Rather than a madcap farce (like Lend Me a Tenor) or a heartfelt tribute to opera (as in McNally's opera trilogy), Living on Love comes off more like a mildly funny sitcom pilot: The premise is solid, but the writing hasn't hit its stride, nor have the performers entirely taken ownership of their roles. From its inoffensive humor to its somewhat stereotypical characters, everything about this show feels tailor-made for TV Land. Even the program cover (Fleming dramatically vocalizing and spilling her champagne as the rest of the cast makes goofy faces) wouldn't look out of place framed above a subway map (catch Living on Love Tuesdays after Frasier).

But any basic cable producer worth his salt could see the potential: a big-name headliner with a larger-than-life costar in Sills. Like Lucy and Ricky for the Lincoln Center set, they're ready to dive into any harebrained scheme in order to win the other's attention. Their love is true and enduring, not in spite of its eccentricity, but because of it. With remarkable chemistry and excellent comic timing, Fleming and Sills are more than game to sell that.

They're joined by a talented supporting cast. Blake Hammond and Scott Robertson make the most of Bruce and Eric, the matching menservants of the De Angelis home, but the roles are not much more than a stale Tweedledee-Tweedledum routine. Chlumsky brings a manic energy to Iris while O'Connell is the model of a grown-up dweeb. Both lean into awkward, which works for this pair of celebrity memoir ghostwriters. Still, they all seem underutilized by the ho-hum script.

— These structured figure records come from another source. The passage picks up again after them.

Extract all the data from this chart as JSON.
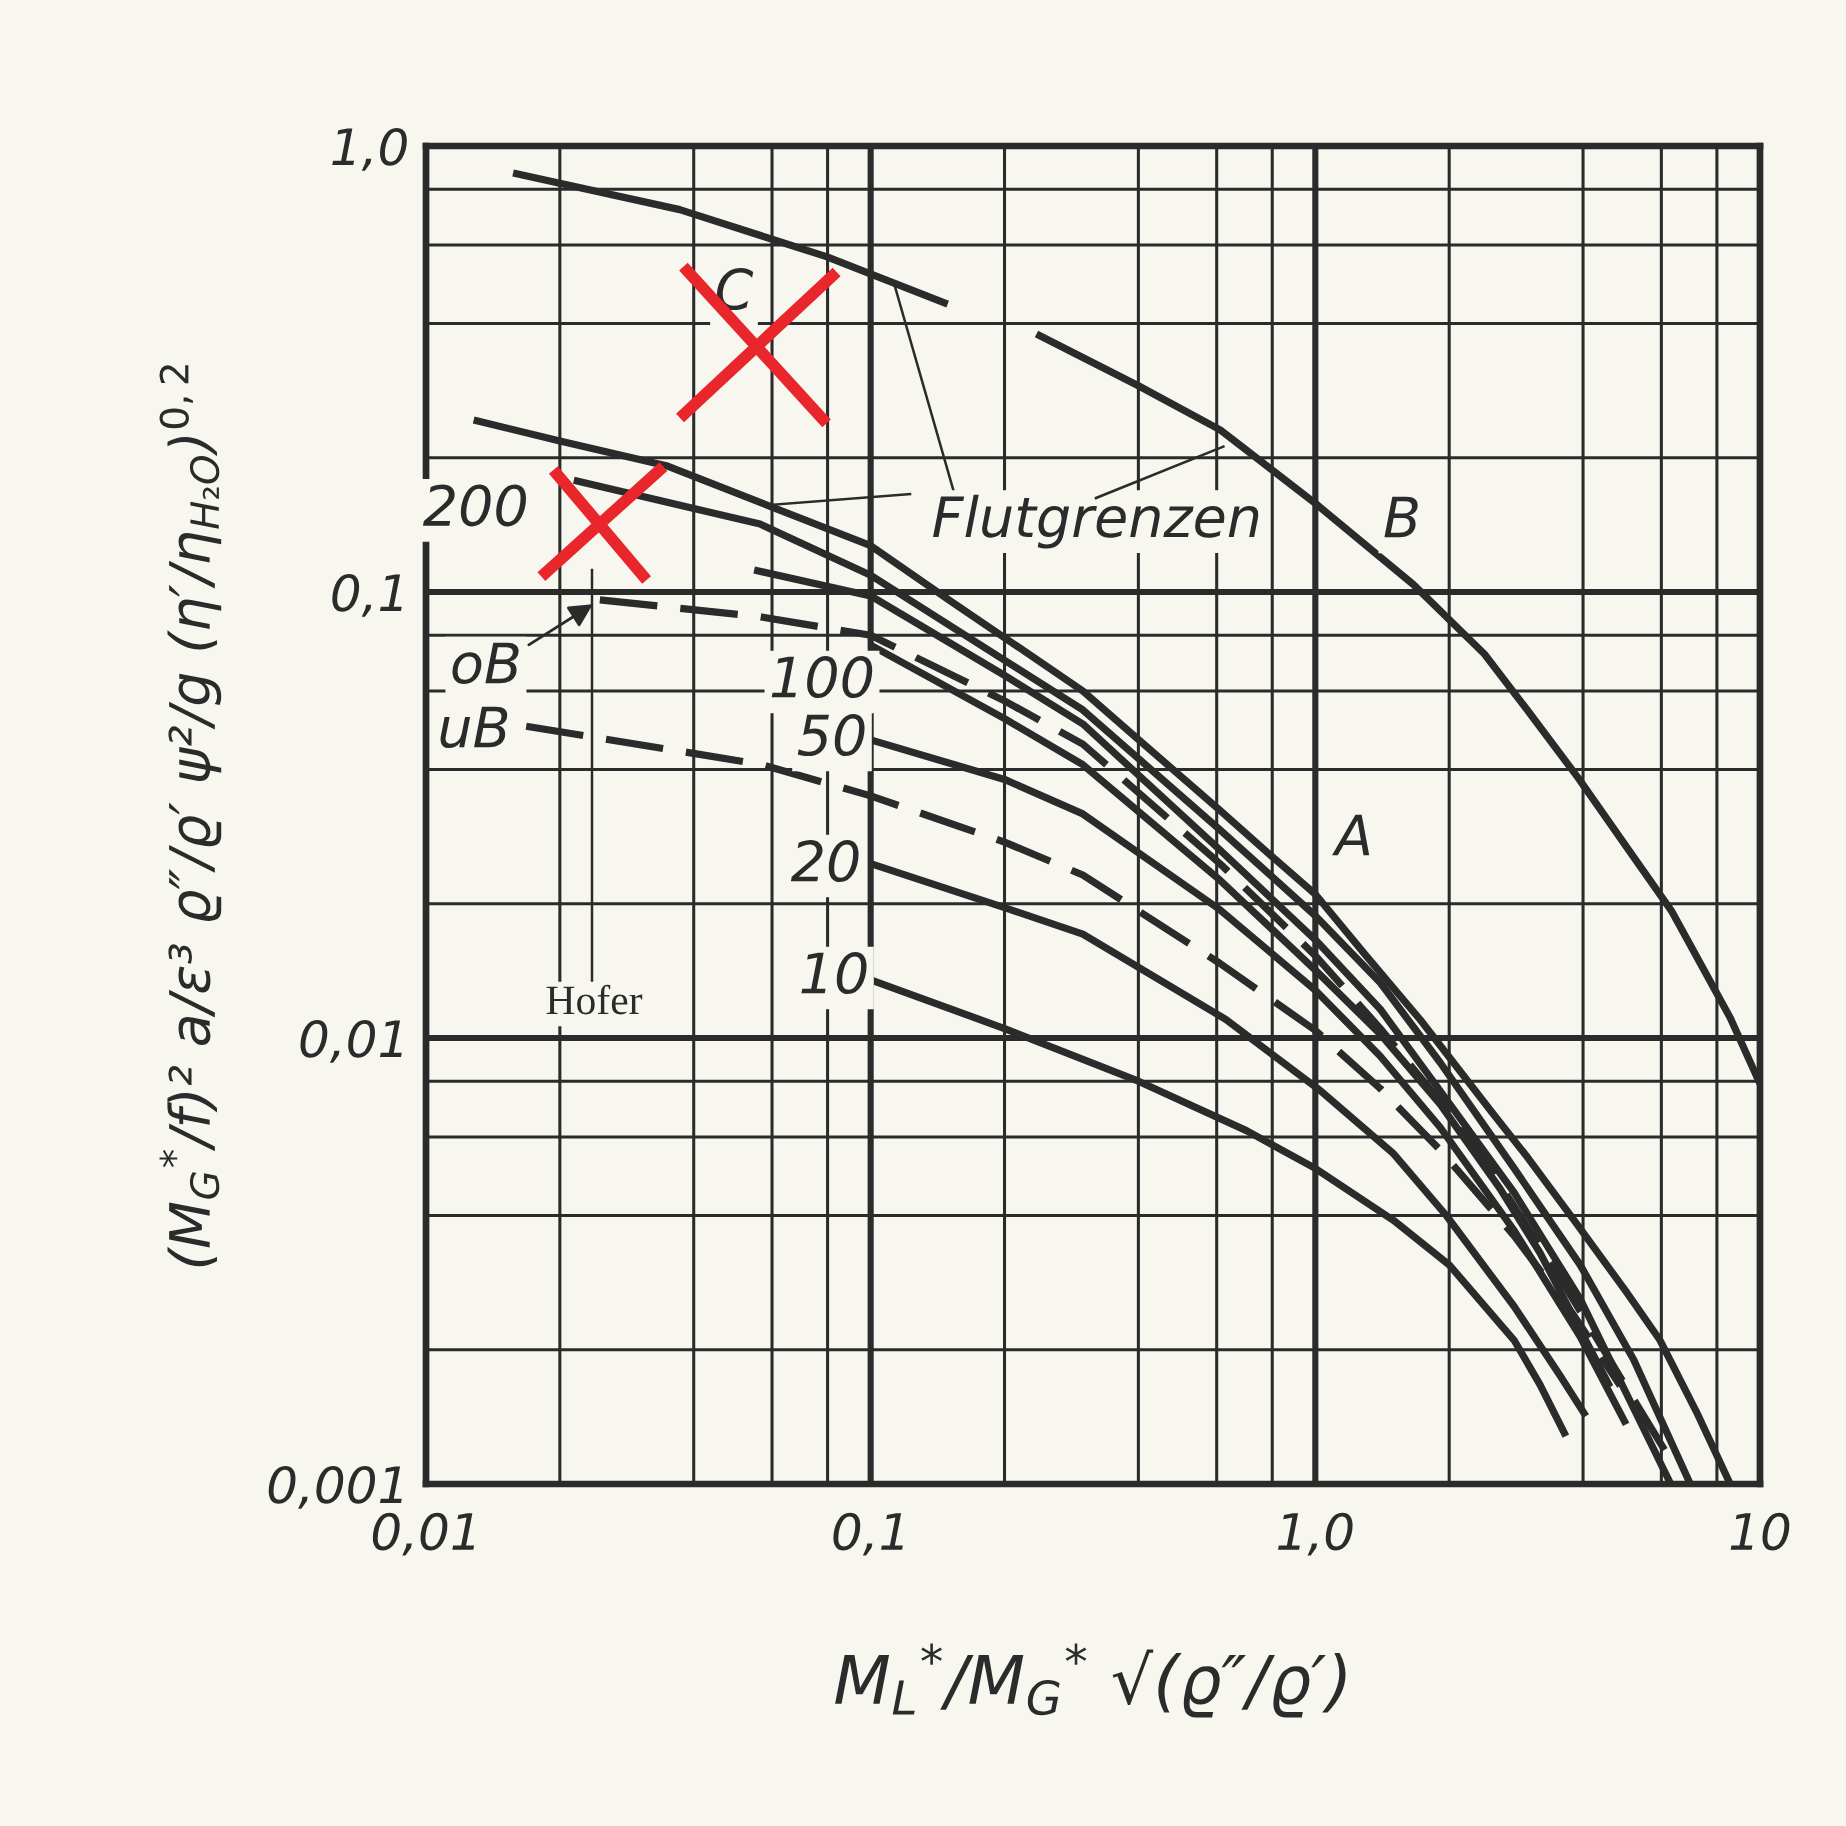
{
  "chart_data": {
    "type": "line",
    "log": "xy",
    "grid": true,
    "line_style": "solid",
    "xlabel": "M$_{L}$$^{*}$/M$_{G}$$^{*}$ √(ϱ″/ϱ′)",
    "ylabel": "(M$_{G}$$^{*}$/f)² a/ε³ ϱ″/ϱ′ ψ²/g (η′/η$_{H₂O}$)$^{0,2}$",
    "xlim": [
      0.01,
      10
    ],
    "ylim": [
      0.001,
      1.0
    ],
    "xticks": [
      {
        "value": 0.01,
        "label": "0,01"
      },
      {
        "value": 0.02,
        "label": null
      },
      {
        "value": 0.04,
        "label": null
      },
      {
        "value": 0.06,
        "label": null
      },
      {
        "value": 0.08,
        "label": null
      },
      {
        "value": 0.1,
        "label": "0,1"
      },
      {
        "value": 0.2,
        "label": null
      },
      {
        "value": 0.4,
        "label": null
      },
      {
        "value": 0.6,
        "label": null
      },
      {
        "value": 0.8,
        "label": null
      },
      {
        "value": 1,
        "label": "1,0"
      },
      {
        "value": 2,
        "label": null
      },
      {
        "value": 4,
        "label": null
      },
      {
        "value": 6,
        "label": null
      },
      {
        "value": 8,
        "label": null
      },
      10
    ],
    "yticks": [
      {
        "value": 0.001,
        "label": "0,001"
      },
      {
        "value": 0.002,
        "label": null
      },
      {
        "value": 0.004,
        "label": null
      },
      {
        "value": 0.006,
        "label": null
      },
      {
        "value": 0.008,
        "label": null
      },
      {
        "value": 0.01,
        "label": "0,01"
      },
      {
        "value": 0.02,
        "label": null
      },
      {
        "value": 0.04,
        "label": null
      },
      {
        "value": 0.06,
        "label": null
      },
      {
        "value": 0.08,
        "label": null
      },
      {
        "value": 0.1,
        "label": "0,1"
      },
      {
        "value": 0.2,
        "label": null
      },
      {
        "value": 0.4,
        "label": null
      },
      {
        "value": 0.6,
        "label": null
      },
      {
        "value": 0.8,
        "label": null
      },
      {
        "value": 1.0,
        "label": "1,0"
      }
    ],
    "series": [
      {
        "color": "#2b2b2b",
        "x": [
          0.0157,
          0.0372,
          0.06,
          0.0795,
          0.149
        ],
        "values": [
          0.87,
          0.72,
          0.618,
          0.565,
          0.442
        ]
      },
      {
        "color": "#2b2b2b",
        "x": [
          0.236,
          0.4,
          0.611,
          1.0,
          1.66,
          2.4,
          3.0,
          3.9,
          5.0,
          6.34,
          8.57,
          10
        ],
        "values": [
          0.379,
          0.29,
          0.231,
          0.158,
          0.104,
          0.0726,
          0.0543,
          0.0383,
          0.0269,
          0.0192,
          0.0111,
          0.0079
        ]
      },
      {
        "color": "#2b2b2b",
        "x": [
          0.0128,
          0.02,
          0.0347,
          0.06,
          0.1,
          0.15,
          0.2,
          0.3,
          0.4,
          0.61,
          0.8,
          1.0,
          1.3,
          1.72,
          2.5,
          3.0,
          3.82,
          5.0,
          5.96,
          7.2,
          8.57
        ],
        "values": [
          0.243,
          0.218,
          0.192,
          0.155,
          0.127,
          0.096,
          0.079,
          0.06,
          0.0467,
          0.0324,
          0.0255,
          0.021,
          0.0153,
          0.011,
          0.0068,
          0.0054,
          0.0039,
          0.0027,
          0.0021,
          0.00145,
          0.001
        ]
      },
      {
        "color": "#2b2b2b",
        "x": [
          0.0215,
          0.0564,
          0.1,
          0.2,
          0.3,
          0.61,
          1.0,
          1.4,
          1.91,
          2.8,
          3.94,
          5.2,
          6.97
        ],
        "values": [
          0.178,
          0.142,
          0.109,
          0.0703,
          0.0544,
          0.0293,
          0.0188,
          0.0133,
          0.0088,
          0.0051,
          0.0031,
          0.0019,
          0.001
        ]
      },
      {
        "color": "#2b2b2b",
        "x": [
          0.0547,
          0.1,
          0.2,
          0.3,
          0.61,
          1.0,
          1.4,
          1.91,
          2.8,
          3.94,
          5.0,
          6.3
        ],
        "values": [
          0.112,
          0.098,
          0.065,
          0.0506,
          0.0264,
          0.0166,
          0.0116,
          0.0076,
          0.0045,
          0.0026,
          0.0016,
          0.001
        ]
      },
      {
        "color": "#2b2b2b",
        "line_style": "dashed",
        "x": [
          0.0246,
          0.0564,
          0.1,
          0.2,
          0.3,
          0.61,
          1.0,
          1.4,
          1.91,
          2.6,
          3.55,
          5.0,
          6.48
        ],
        "values": [
          0.096,
          0.088,
          0.08,
          0.057,
          0.0456,
          0.0246,
          0.0153,
          0.0105,
          0.0072,
          0.0047,
          0.0029,
          0.00165,
          0.00108
        ]
      },
      {
        "color": "#2b2b2b",
        "x": [
          0.1,
          0.2,
          0.3,
          0.61,
          1.0,
          1.4,
          1.91,
          2.6,
          3.2,
          4.6
        ],
        "values": [
          0.076,
          0.052,
          0.041,
          0.0226,
          0.0142,
          0.0102,
          0.0071,
          0.0046,
          0.0033,
          0.00165
        ]
      },
      {
        "color": "#2b2b2b",
        "line_style": "dashed",
        "x": [
          0.0168,
          0.0564,
          0.1,
          0.2,
          0.3,
          0.61,
          1.0,
          1.4,
          1.91,
          2.8,
          3.8,
          4.85
        ],
        "values": [
          0.05,
          0.0411,
          0.0349,
          0.0275,
          0.0232,
          0.0147,
          0.0104,
          0.0077,
          0.0056,
          0.0036,
          0.0024,
          0.00166
        ]
      },
      {
        "color": "#2b2b2b",
        "x": [
          0.1,
          0.2,
          0.3,
          0.61,
          1.0,
          1.4,
          1.91,
          2.8,
          3.94,
          5.0
        ],
        "values": [
          0.0466,
          0.038,
          0.0318,
          0.0194,
          0.0128,
          0.0091,
          0.0063,
          0.0037,
          0.00214,
          0.00136
        ]
      },
      {
        "color": "#2b2b2b",
        "x": [
          0.1,
          0.2,
          0.3,
          0.63,
          1.03,
          1.5,
          1.97,
          2.8,
          3.55,
          4.06
        ],
        "values": [
          0.0246,
          0.0196,
          0.0171,
          0.011,
          0.0076,
          0.0055,
          0.004,
          0.0025,
          0.00175,
          0.00142
        ]
      },
      {
        "color": "#2b2b2b",
        "x": [
          0.1,
          0.2,
          0.4,
          0.7,
          1.0,
          1.5,
          2.0,
          2.8,
          3.2,
          3.66
        ],
        "values": [
          0.0135,
          0.0105,
          0.008,
          0.0062,
          0.0051,
          0.0039,
          0.0031,
          0.0021,
          0.00167,
          0.00128
        ]
      }
    ],
    "annotations": [
      {
        "text": "Flutgrenzen",
        "x": 0.113,
        "y": 0.49
      },
      "Hofer",
      "C",
      {
        "text": "200",
        "x": 0.0215,
        "y": 0.178
      },
      {
        "text": "oB",
        "x": 0.0246,
        "y": 0.096
      },
      "uB",
      "100",
      "50",
      "20",
      "10",
      "A",
      "B"
    ]
  }
}
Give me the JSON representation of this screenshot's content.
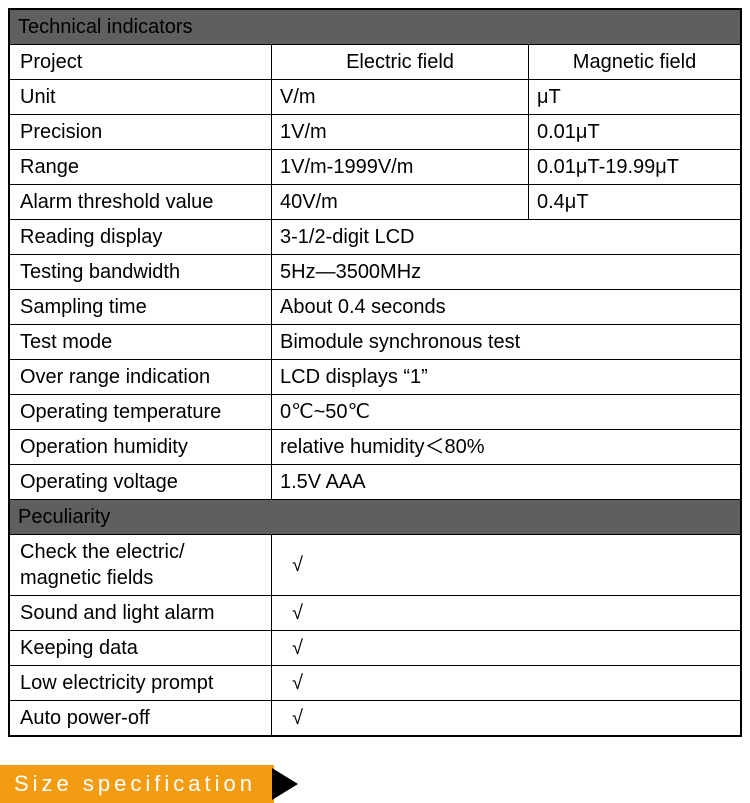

That fact is somewhat mitigated by Kathleen Marshall's capable direction, which always seems to be looking for a way into hilarity. Prepared to re-create her performance in La Bohème, Raquel enters wearing a peasant dress that glitters with her slightest move (costumes by Michael Krass). It's not exactly an ideal outfit in which to die of tuberculosis, but it does perfectly capture the fantastical excess of opera. Maestro slicks his hair back with maple syrup before entertaining Iris, a ridiculous moment made plausible by Sills' committed portrayal of an over-the-hill man attempting to maintain the illusion of youth. These are glimmers of the ludicrous heights Living on Love could reach, but doesn't.

In the second act dueling candlelight suppers between author and subject are readied as Maestro and Diva try to send each other into a fit of jealous passion. Finally, we brace for a farce of epic proportions, teeming with operatic tantrums and hot-blooded Italian meltdowns. It never comes. Instead, the story fizzles like a flat bottle of champagne. You'll laugh, but not nearly as much as you were expecting.

Perhaps an entire season of episodes would help us warm up this show's conservative zaniness. Unfortunately, the theater is a one-shot kind of enterprise and Living on Love misses the mark.